Para responder a essa pergunta, vamos utilizar o Modelo de Tuckman como base para análise. No primeiro estágio deste modelo, as pessoas se veem de forma independente e não como um time, não há objetivos ou atividades comuns. Como seria a aplicação de Kanban nesse momento da equipe?

Dos casos em que trabalhei, um grupo nesse estágio provavelmente não tem um quadro de atividades do time e, se há alguma visibilidade, é individual. Portanto, verifique o que as pessoas já utilizam para se organizar, por ex: listas de tarefas, em excel, bloco de notas ou e-mail. Com isso, comece por um quadro simples, individual mesmo.

Personal Kanban

Personal Kanban

Nesse momento, tentar ir direto para um quadro de time pode ser um problema, porque as pessoas ainda não identificam um fluxo/processo comum ou atividades interdependentes (estágio dois do Modelo de Tuckman), portanto, não faz sentido o quadro e a adoção provavelmente seria abandonada em pouco tempo.

Após experimentar o Kanban pessoal por algumas semanas, aí sim o próximo passo é conversar com a equipe sobre um fluxo comum e como trazer visibilidade sobre esse trabalho. Nessa etapa não é estranho que as pessoas comecem com um Proto Kanban como abaixo, também apelidado de “Minha raia, minha vida” pelo Rodrigo Yoshima.

Proto Kanban

Proto Kanban

Caso você esteja começando nas práticas ágeis, não desanime. Lembre que o processo de melhoria contínua é evolucionário e esse Kanban é uma ótima oportunidade para que as pessoas entendam sua capacidade individual (seu conhecimento e o quanto conseguem lidar com as demandas que chegam), aprendendo a limitar seu próprio trabalho.

Sua equipe estando nessa etapa é um sinal de que eles aceitaram seu ato de liderança e chegaram a algum consenso quanto ao quadro (estágio três do Modelo de Tuckman), a sua próxima pergunta pode ser: como tirar o foco do trabalho individual e transformar esse grupo em um verdadeiro time?

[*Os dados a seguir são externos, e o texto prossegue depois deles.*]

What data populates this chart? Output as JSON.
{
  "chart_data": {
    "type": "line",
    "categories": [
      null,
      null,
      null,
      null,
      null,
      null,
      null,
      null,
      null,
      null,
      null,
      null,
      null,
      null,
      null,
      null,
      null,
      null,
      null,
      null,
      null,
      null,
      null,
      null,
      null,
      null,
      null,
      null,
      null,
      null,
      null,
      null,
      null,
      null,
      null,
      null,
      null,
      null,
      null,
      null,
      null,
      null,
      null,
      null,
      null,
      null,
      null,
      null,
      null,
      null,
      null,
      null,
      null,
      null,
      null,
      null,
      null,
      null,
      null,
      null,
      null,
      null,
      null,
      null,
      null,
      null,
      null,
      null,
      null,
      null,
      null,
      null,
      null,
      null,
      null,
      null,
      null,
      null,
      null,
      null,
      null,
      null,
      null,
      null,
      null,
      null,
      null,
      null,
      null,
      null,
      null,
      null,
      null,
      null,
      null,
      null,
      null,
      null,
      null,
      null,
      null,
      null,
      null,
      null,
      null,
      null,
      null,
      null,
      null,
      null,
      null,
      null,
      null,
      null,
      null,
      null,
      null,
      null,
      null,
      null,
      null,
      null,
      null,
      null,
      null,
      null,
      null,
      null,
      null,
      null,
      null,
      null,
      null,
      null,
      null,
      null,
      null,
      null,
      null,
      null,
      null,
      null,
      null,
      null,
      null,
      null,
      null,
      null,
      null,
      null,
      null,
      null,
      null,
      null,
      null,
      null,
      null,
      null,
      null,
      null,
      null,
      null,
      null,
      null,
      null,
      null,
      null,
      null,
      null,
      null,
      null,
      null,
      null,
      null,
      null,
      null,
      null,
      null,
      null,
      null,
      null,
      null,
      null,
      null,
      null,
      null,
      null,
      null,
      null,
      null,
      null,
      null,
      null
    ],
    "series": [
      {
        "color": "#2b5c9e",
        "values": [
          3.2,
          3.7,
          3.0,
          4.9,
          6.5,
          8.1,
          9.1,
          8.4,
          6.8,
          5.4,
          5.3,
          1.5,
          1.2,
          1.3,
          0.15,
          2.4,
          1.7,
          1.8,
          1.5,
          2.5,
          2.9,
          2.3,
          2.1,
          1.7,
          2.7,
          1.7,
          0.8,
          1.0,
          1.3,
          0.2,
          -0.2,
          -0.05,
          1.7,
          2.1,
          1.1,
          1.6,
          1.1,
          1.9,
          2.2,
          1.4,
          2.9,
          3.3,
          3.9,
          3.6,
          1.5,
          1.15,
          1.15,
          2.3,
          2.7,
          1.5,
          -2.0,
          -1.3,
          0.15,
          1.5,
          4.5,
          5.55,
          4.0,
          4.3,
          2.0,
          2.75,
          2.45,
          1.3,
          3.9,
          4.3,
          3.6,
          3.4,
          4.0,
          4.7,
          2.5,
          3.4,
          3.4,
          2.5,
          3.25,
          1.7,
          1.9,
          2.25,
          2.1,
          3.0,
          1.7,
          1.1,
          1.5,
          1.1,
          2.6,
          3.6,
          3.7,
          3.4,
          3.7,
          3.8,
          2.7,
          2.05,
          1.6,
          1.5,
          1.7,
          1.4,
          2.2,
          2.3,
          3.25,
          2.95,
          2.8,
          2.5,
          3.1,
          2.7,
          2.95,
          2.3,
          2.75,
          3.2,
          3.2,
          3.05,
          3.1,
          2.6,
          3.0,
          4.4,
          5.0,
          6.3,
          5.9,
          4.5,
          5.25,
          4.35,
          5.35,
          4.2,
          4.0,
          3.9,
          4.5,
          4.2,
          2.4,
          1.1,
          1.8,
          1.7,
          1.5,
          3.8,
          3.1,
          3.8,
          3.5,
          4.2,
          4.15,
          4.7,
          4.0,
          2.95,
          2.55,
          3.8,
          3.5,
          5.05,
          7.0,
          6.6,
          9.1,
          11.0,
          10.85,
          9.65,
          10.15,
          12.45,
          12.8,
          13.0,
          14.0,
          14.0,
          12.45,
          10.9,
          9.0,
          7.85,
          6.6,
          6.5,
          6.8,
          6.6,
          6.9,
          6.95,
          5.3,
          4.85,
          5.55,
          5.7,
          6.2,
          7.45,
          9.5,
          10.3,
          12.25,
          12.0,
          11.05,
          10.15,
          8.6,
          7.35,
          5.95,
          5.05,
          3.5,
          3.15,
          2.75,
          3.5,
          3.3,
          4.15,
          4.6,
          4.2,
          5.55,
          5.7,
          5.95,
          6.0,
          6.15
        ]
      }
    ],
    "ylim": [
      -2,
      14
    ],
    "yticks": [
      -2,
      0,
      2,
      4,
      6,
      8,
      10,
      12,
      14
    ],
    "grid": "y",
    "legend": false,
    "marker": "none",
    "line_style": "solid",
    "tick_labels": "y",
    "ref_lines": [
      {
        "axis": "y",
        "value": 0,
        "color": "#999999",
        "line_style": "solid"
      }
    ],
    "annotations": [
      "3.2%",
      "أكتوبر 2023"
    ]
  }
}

Lembre-se de respeitar a velocidade da sua equipe, mantenha a melhoria em um ritmo sustentável!

Dentro das práticas ágeis temos diversas formas de se chegar a resultados similares, por exemplo, o pareamento poderia ser uma forma de alinhar os objetivos dos membros da equipe. Um dos desafios dessa prática é que, muitas vezes, o próprio grupo não a aceita. Isso pode ocorrer por diversos fatores, entre eles, a dificuldade das pessoas em enxergarem suas atividades como parte de um todo, ou seja, a ideia de cadeia de valor.

Se a sua equipe entrega atividades, o interesse individual sempre vai ser entregar a sua própria parte, o maior desafio aqui consiste em que o time veja seu trabalho como parte de um produto ou serviço. Com isso, entregar a minha parte não seria suficiente, já que ela não teria valor ou utilidade se entregue sem a parte que está sendo feita por outra pessoa do grupo.

Uma sugestão para essa tarefa é o uso do Fit for Purpose.
Quadro Kanban

Quadro Kanban

Chegando até aqui (estágio quatro do Modelo de Tuckman), com certeza já vale levar o time para celebrar, bebendo uma cerveja bem gelada! Na volta, invista na definição de políticas explícitas para priorização e alocação da capacidade do time, de acordo com o trabalho.

Quadro Kanban

Quadro Kanban

Se o seu time trabalha com diferentes tipos de demandas (histórias, atividades de manutenção e/ou defeitos, por exemplo), trazer visibilidade sobre o tempo que seu time investe em cada um desses tipos, além de evidenciar possíveis interrupções, é fundamental para a qualidade das métricas.

E lembre-se de separar um tempo durante a semana ou o mês para o merecido slack time do seu time, esse é o tempo que as pessoas devem investir em capacitação ou na resolução criativa de problemas, essenciais para a melhoria contínua e inovação.

Outro ponto importante é que um time de alta maturidade não atinge esse estágio e permanece estável, as pessoas, assim como seu produto/serviço e sua organização estão em constante mudança. Com isso, o olhar atento do time, assim como de seu líder/facilitador, serão sempre necessários para garantir que os processos e pessoas continuem evoluindo.